Monday, 9 June 2008

xkcd's "Duty Calls" and why repositories are broken

http://xkcd.com/386/

Funny as hell, and you know why? Because it hits so close to home; we've all been tempted to feed a troll in our time, just to make sure that the world knew that they were f*cking wrong. F*ckers.

"Oh, no, I'm not like that" - wrong, you just haven't been pissed off enough yet to stay up until 2am to make sure that fecking 12 year old gets the virtual crap flamed out of him for being so goddamn dumb.

The sour truth of it is that this type of obsession built all the things online that we love. Wikipedia kicks ass and why? Wikipedia is built round the idea of people editing resources, and it's so simple to get stuck into - you open a thing, you edit a thing, job done.

Then it's the turn of the swarms of annoying, pedantic b*stards, who pick apart any entry for copyright, grammar and style - it's win-win, the content gets cleaned up, copyright issues get spotted and the pedants get their sexual thrill.

You want to preserve it?

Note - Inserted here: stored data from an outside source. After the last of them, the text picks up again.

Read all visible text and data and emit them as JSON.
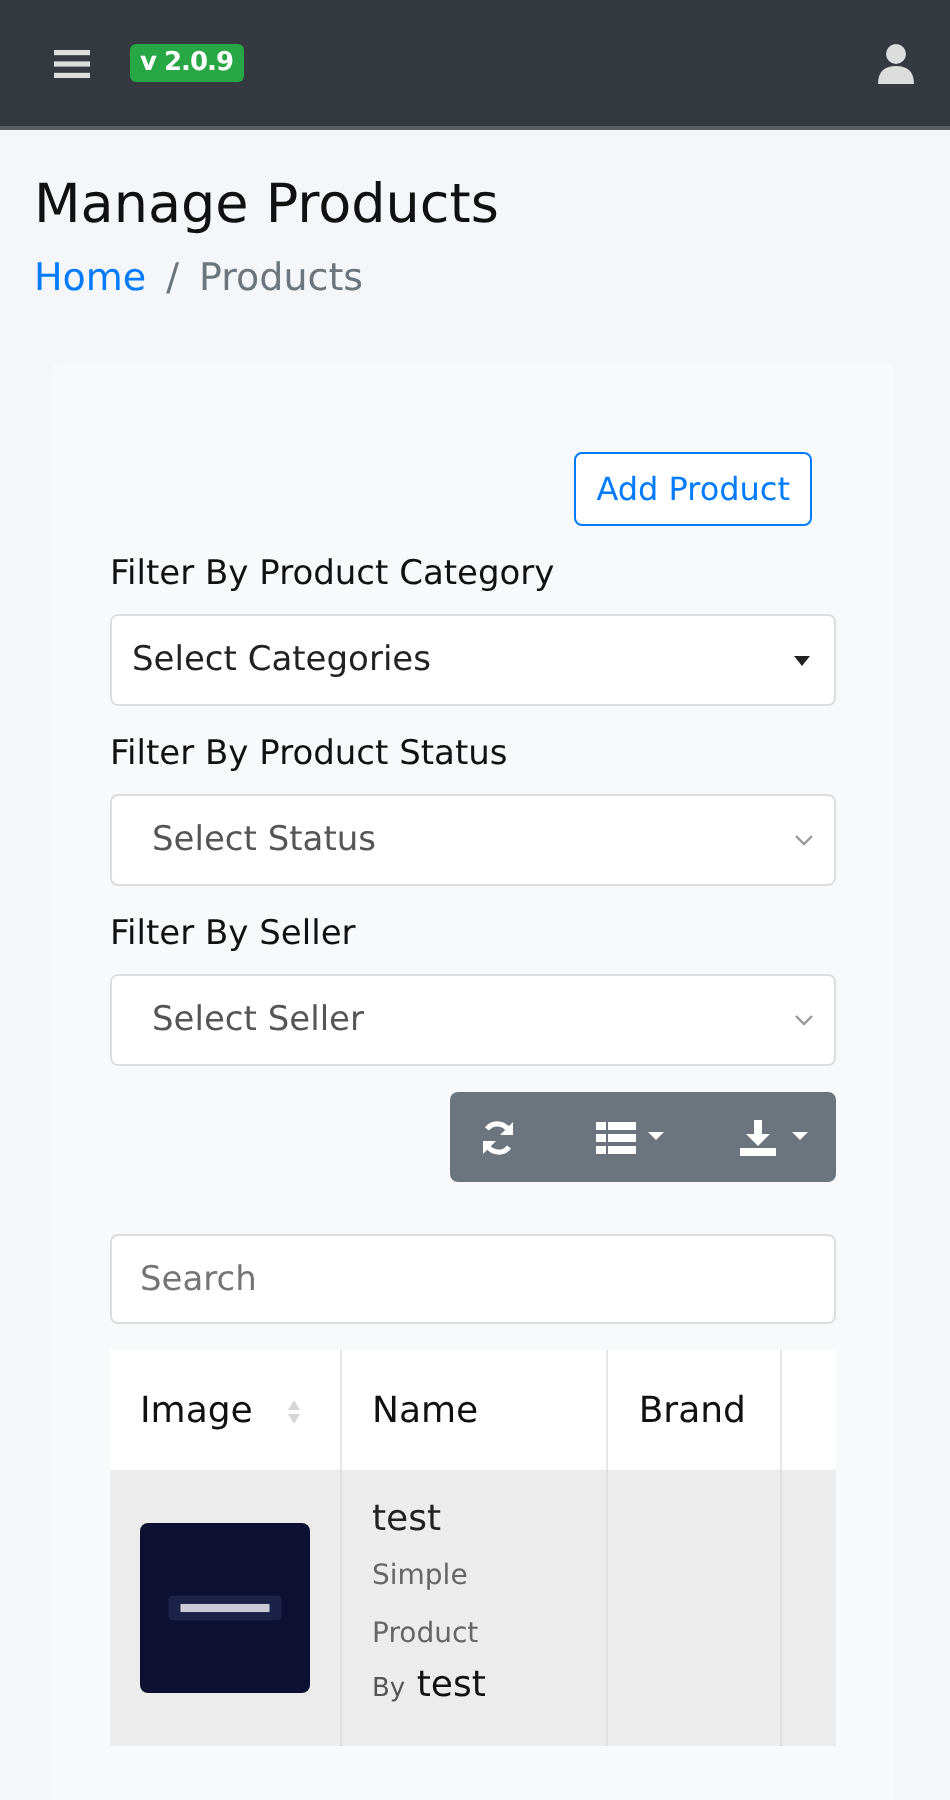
{
  "navbar": {
    "version": "v 2.0.9"
  },
  "page": {
    "title": "Manage Products",
    "breadcrumb_separator": "/",
    "breadcrumb": [
      {
        "label": "Home",
        "kind": "link"
      },
      {
        "label": "Products",
        "kind": "current"
      }
    ]
  },
  "add_button": "Add Product",
  "filters": [
    {
      "label": "Filter By Product Category",
      "placeholder": "Select Categories",
      "kind": "picker"
    },
    {
      "label": "Filter By Product Status",
      "placeholder": "Select Status",
      "kind": "native"
    },
    {
      "label": "Filter By Seller",
      "placeholder": "Select Seller",
      "kind": "native"
    }
  ],
  "search": {
    "placeholder": "Search"
  },
  "table": {
    "columns": [
      {
        "label": "Image",
        "sortable": true
      },
      {
        "label": "Name",
        "sortable": false
      },
      {
        "label": "Brand",
        "sortable": false
      }
    ],
    "rows": [
      {
        "name": "test",
        "type": "Simple Product",
        "by_prefix": "By",
        "seller": "test",
        "brand": ""
      }
    ]
  }
}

Just lock it. Again, job done.

And why can Wikipedia do this? Because it never makes the totally stupid claim that it is 100% correct all the time.

We - as a repo community - have got to start living in the real world when it comes down to copyright and fidelity. Institutional repositories need to start taking seriously the wealth of pedantic b*stards out there, and for f*ck's sake, make use of them. Add anonymous logged commenting, add problem flagging straight on the interface itself. Have people see that there is a problem with an item, rather than trying to hide it all away.

And we need to start turning down stuff for copyright reasons - "Sorry, your work doesn't count in the eyes of the University, because you signed your soul away to the devil and your copyright to Elsivier. Come back when you've got some work of your own to submit."

And you wanna know how to really get the party started? Keep a top score of real issues spotted per pedant and update it daily online, for all the world to see. Make up pointless heirarchies, based on levels of submissions. Just see how World of Warcrack-cocaine manages to make mundane tasks seem appealing.